For the following psychometric properties were tested in this LW-CI-T2DM validation study:
Feasibility and acceptability. Quality of data was considered satisfactory if 95% of the data were computable. The limit for missing data was <5% . Floor and ceiling effect were deemed acceptable if they were < 15%  and the skewness was expected between -1 to +1 .
Internal consistency was tested by Cronbach’s alpha coefficient (criterion value >0.70) , item-total correlation (corrected for overlap; criterion value, rs ≥0.30) , inter-item correlation (criterion value, r≥ 0.20 and ≤ 0.75) , and item homogeneity (criterion value > 0.30) .

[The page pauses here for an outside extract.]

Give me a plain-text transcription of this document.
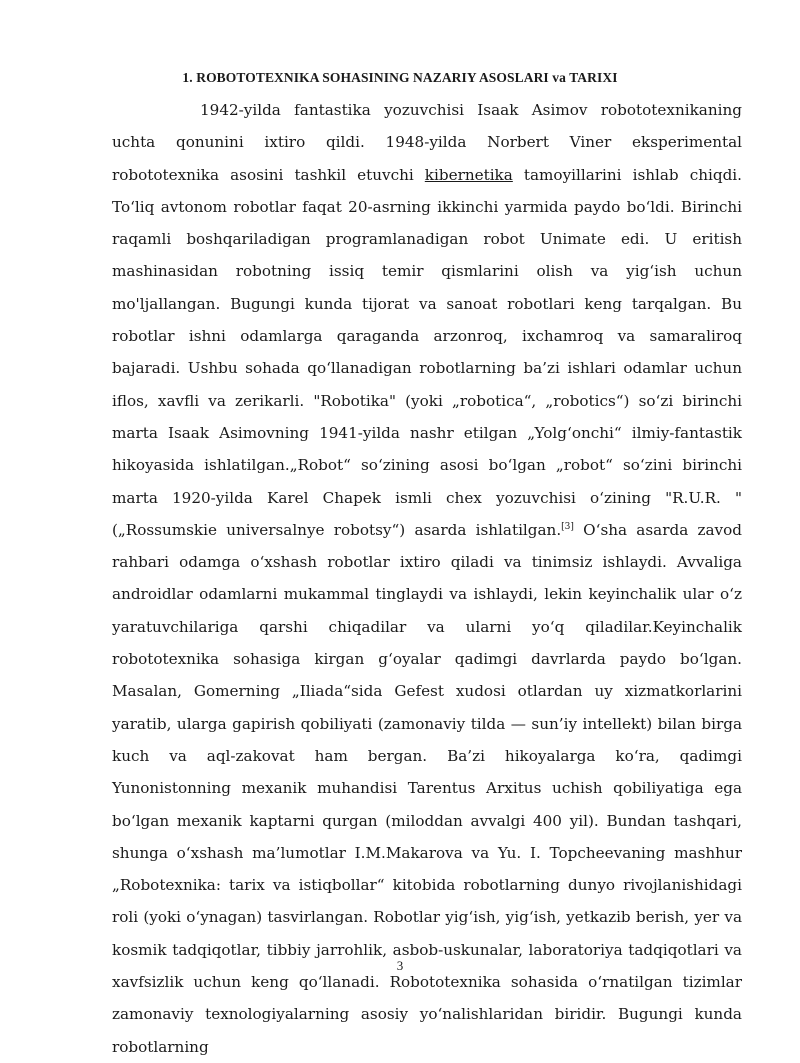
1. ROBOTOTEXNIKA SOHASINING NAZARIY ASOSLARI va TARIXI

1942-yilda fantastika yozuvchisi Isaak Asimov robototexnikaning uchta qonunini ixtiro qildi. 1948-yilda Norbert Viner eksperimental robototexnika asosini tashkil etuvchi kibernetika tamoyillarini ishlab chiqdi. To‘liq avtonom robotlar faqat 20-asrning ikkinchi yarmida paydo bo‘ldi. Birinchi raqamli boshqariladigan programlanadigan robot Unimate edi. U eritish mashinasidan robotning issiq temir qismlarini olish va yig‘ish uchun mo'ljallangan. Bugungi kunda tijorat va sanoat robotlari keng tarqalgan. Bu robotlar ishni odamlarga qaraganda arzonroq, ixchamroq va samaraliroq bajaradi. Ushbu sohada qo‘llanadigan robotlarning ba’zi ishlari odamlar uchun iflos, xavfli va zerikarli. "Robotika" (yoki „robotica“, „robotics“) so‘zi birinchi marta Isaak Asimovning 1941-yilda nashr etilgan „Yolg‘onchi“ ilmiy-fantastik hikoyasida ishlatilgan.„Robot“ so‘zining asosi bo‘lgan „robot“ so‘zini birinchi marta 1920-yilda Karel Chapek ismli chex yozuvchisi o‘zining "R.U.R. "(„Rossumskie universalnye robotsy“) asarda ishlatilgan.[3] O‘sha asarda zavod rahbari odamga o‘xshash robotlar ixtiro qiladi va tinimsiz ishlaydi. Avvaliga androidlar odamlarni mukammal tinglaydi va ishlaydi, lekin keyinchalik ular o‘z yaratuvchilariga qarshi chiqadilar va ularni yo‘q qiladilar.Keyinchalik robototexnika sohasiga kirgan g‘oyalar qadimgi davrlarda paydo bo‘lgan. Masalan, Gomerning „Iliada“sida Gefest xudosi otlardan uy xizmatkorlarini yaratib, ularga gapirish qobiliyati (zamonaviy tilda — sun’iy intellekt) bilan birga kuch va aql-zakovat ham bergan. Ba’zi hikoyalarga ko‘ra, qadimgi Yunonistonning mexanik muhandisi Tarentus Arxitus uchish qobiliyatiga ega bo‘lgan mexanik kaptarni qurgan (miloddan avvalgi 400 yil). Bundan tashqari, shunga o‘xshash ma’lumotlar I.M.Makarova va Yu. I. Topcheevaning mashhur „Robotexnika: tarix va istiqbollar“ kitobida robotlarning dunyo rivojlanishidagi roli (yoki o‘ynagan) tasvirlangan. Robotlar yig‘ish, yig‘ish, yetkazib berish, yer va kosmik tadqiqotlar, tibbiy jarrohlik, asbob-uskunalar, laboratoriya tadqiqotlari va xavfsizlik uchun keng qo‘llanadi. Robototexnika sohasida o‘rnatilgan tizimlar zamonaviy texnologiyalarning asosiy yo‘nalishlaridan biridir. Bugungi kunda robotlarning

3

Reproducibility (test-retest) was determined using weighted kappa (with quadratic weights) for items (standard: >0.41 moderate)  and intraclass correlation coefficient (one way, random effect; ICC) for domains and total score. Values ≥ 0.60 were considered acceptable .
Precision was estimated by means of the standard error of measurement (SEM = SDpooled *√ [1–rxx]), where was the ICC of the test-retest. A SEM value < ½SDpooled was used as criterion of acceptable precision [36,37].
Construct validity. Confirmatory factor analysis (CFA) was applied to corroborate the original 5-factor matrix of the instrument, using the following parameters of indices of good fit: (CMIN/df) less than 5 (preferably less than 3), RMSEA less than 0.08 with the respective 90% CI, comparative fit index (CFI) of more than 0.90, and goodness-of-fit index (GFI) of more than 0.90 . CFA estimations were all standardized, which allowed that factor loading and covariance matrix to vary. For convergent validity, and according to a previous study of the scale in patients with Parkinson’s disease , a moderate (rs ≥ 0.35-0.50) or strong relationship (rs > 0.50)  was hypothesized between LW-CI-T2DM and DUFSS, SLS-6, and WHOQOL-BREF, and a weak/moderate association with other variables of the study, as age, T2DM duration or treatment. Spearman rank correlation coefficients were obtained to this purpose.
Internal validity, defined as the inter-correlations between the LW-CI-T2DM dimensions (standard, rs = 0.30-0.70)  and known-groups validity for gender, treatment and PGIS scores were determined. Mann-Whitney and Kruskal-Wallis tests were used for groups comparison.
The COSMIN Checklist (COnsensus-based Standars for the selection of health Measurement INstruments) and its extension for content validity, were used for assessing the final measurement properties of the instrument and the methodology [40,41].